Gordy grew up in the small city of Abbeville, Louisiana. As Abbeville was home to a bamboo grove, local athletes had easy access to bamboo poles that would otherwise have been expensive, and pole vaulting became popular as a result. In high school, Gordy also competed in high jump, long jump and triple jump, but LSU head coach Bernie Moore felt the pole vault would be his best event.
Entering the 1933 NCAA championships, neither the LSU Tigers or Gordy individually were considered favorites. However, LSU's stars Glenn "Slats" Hardin and Jack Torrance scored a combined three wins and a third place, and with only the pole vault left, LSU had a slim lead over coach Dean Cromwell's University of Southern California. In the pole vault, USC fielded Bill Graber, who was a 1932 Olympian and held the outdoor world record of 14 ft 4 3⁄8 in (4.37 m), while Gordy came in with a personal best of only 13 ft 4 1⁄4 in (4.07 m). If Graber won, Gordy had to score six points (the score for third place, or a three-way tie for second) for LSU to tie with USC, and more than six points for LSU to win outright.
Four jumpers, including both Graber and Gordy, cleared 13 ft 6 in (4.11 m); for Gordy, this was already a personal best. Graber then cleared 14 ft (4.26 m) to break the tie; Gordy was left in a three-way tie for second, which would have tied the score between LSU and USC at 55 points each. On his last attempt Gordy cleared 14 ft, tying Graber for first, and LSU won the meet outright; after a remeasurement, the height cleared by Graber and Gordy was ratified as 13 ft 11 1⁄16 in (4.24 m), which was a new meeting record.
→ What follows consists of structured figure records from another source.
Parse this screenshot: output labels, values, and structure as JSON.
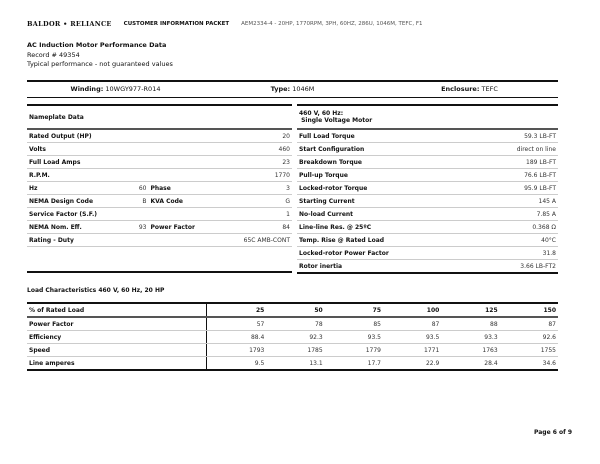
{
  "header": {
    "logo": "BALDOR • RELIANCE",
    "packet": "CUSTOMER INFORMATION PACKET",
    "model": "AEM2334-4 - 20HP, 1770RPM, 3PH, 60HZ, 286U, 1046M, TEFC, F1"
  },
  "intro": {
    "title": "AC Induction Motor Performance Data",
    "record": "Record # 49354",
    "note": "Typical performance - not guaranteed values"
  },
  "meta": [
    {
      "label": "Winding:",
      "value": "10WGY977-R014"
    },
    {
      "label": "Type:",
      "value": "1046M"
    },
    {
      "label": "Enclosure:",
      "value": "TEFC"
    }
  ],
  "nameplate": {
    "title": "Nameplate Data",
    "rows": [
      [
        "Rated Output (HP)",
        "",
        "",
        "20"
      ],
      [
        "Volts",
        "",
        "",
        "460"
      ],
      [
        "Full Load Amps",
        "",
        "",
        "23"
      ],
      [
        "R.P.M.",
        "",
        "",
        "1770"
      ],
      [
        "Hz",
        "60",
        "Phase",
        "3"
      ],
      [
        "NEMA Design Code",
        "B",
        "KVA Code",
        "G"
      ],
      [
        "Service Factor (S.F.)",
        "",
        "",
        "1"
      ],
      [
        "NEMA Nom. Eff.",
        "93",
        "Power Factor",
        "84"
      ],
      [
        "Rating - Duty",
        "",
        "",
        "65C AMB-CONT"
      ]
    ]
  },
  "motor": {
    "title1": "460 V, 60 Hz:",
    "title2": "Single Voltage Motor",
    "rows": [
      [
        "Full Load Torque",
        "59.3 LB-FT"
      ],
      [
        "Start Configuration",
        "direct on line"
      ],
      [
        "Breakdown Torque",
        "189 LB-FT"
      ],
      [
        "Pull-up Torque",
        "76.6 LB-FT"
      ],
      [
        "Locked-rotor Torque",
        "95.9 LB-FT"
      ],
      [
        "Starting Current",
        "145 A"
      ],
      [
        "No-load Current",
        "7.85 A"
      ],
      [
        "Line-line Res. @ 25ºC",
        "0.368 Ω"
      ],
      [
        "Temp. Rise @ Rated Load",
        "40°C"
      ],
      [
        "Locked-rotor Power Factor",
        "31.8"
      ],
      [
        "Rotor inertia",
        "3.66 LB-FT2"
      ]
    ]
  },
  "load": {
    "title": "Load Characteristics 460 V, 60 Hz, 20 HP",
    "header": [
      "% of Rated Load",
      "25",
      "50",
      "75",
      "100",
      "125",
      "150"
    ],
    "rows": [
      [
        "Power Factor",
        "57",
        "78",
        "85",
        "87",
        "88",
        "87"
      ],
      [
        "Efficiency",
        "88.4",
        "92.3",
        "93.5",
        "93.5",
        "93.3",
        "92.6"
      ],
      [
        "Speed",
        "1793",
        "1785",
        "1779",
        "1771",
        "1763",
        "1755"
      ],
      [
        "Line amperes",
        "9.5",
        "13.1",
        "17.7",
        "22.9",
        "28.4",
        "34.6"
      ]
    ]
  },
  "footer": {
    "page": "Page 6 of 9"
  }
}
At the national (AAU) championships two weeks later Gordy again tied for first, this time with indoor world record holder Keith Brown of Yale. The winning height, 14 ft (4.26 m), was Gordy's personal best; he was the tenth amateur in the world to jump 14 ft or more. The 1933 national championships were Gordy's last major meet, as he graduated from LSU and went to work on the oil rigs of Louisiana and later Texas; he eventually became an Amoco drilling superintendent in Houston.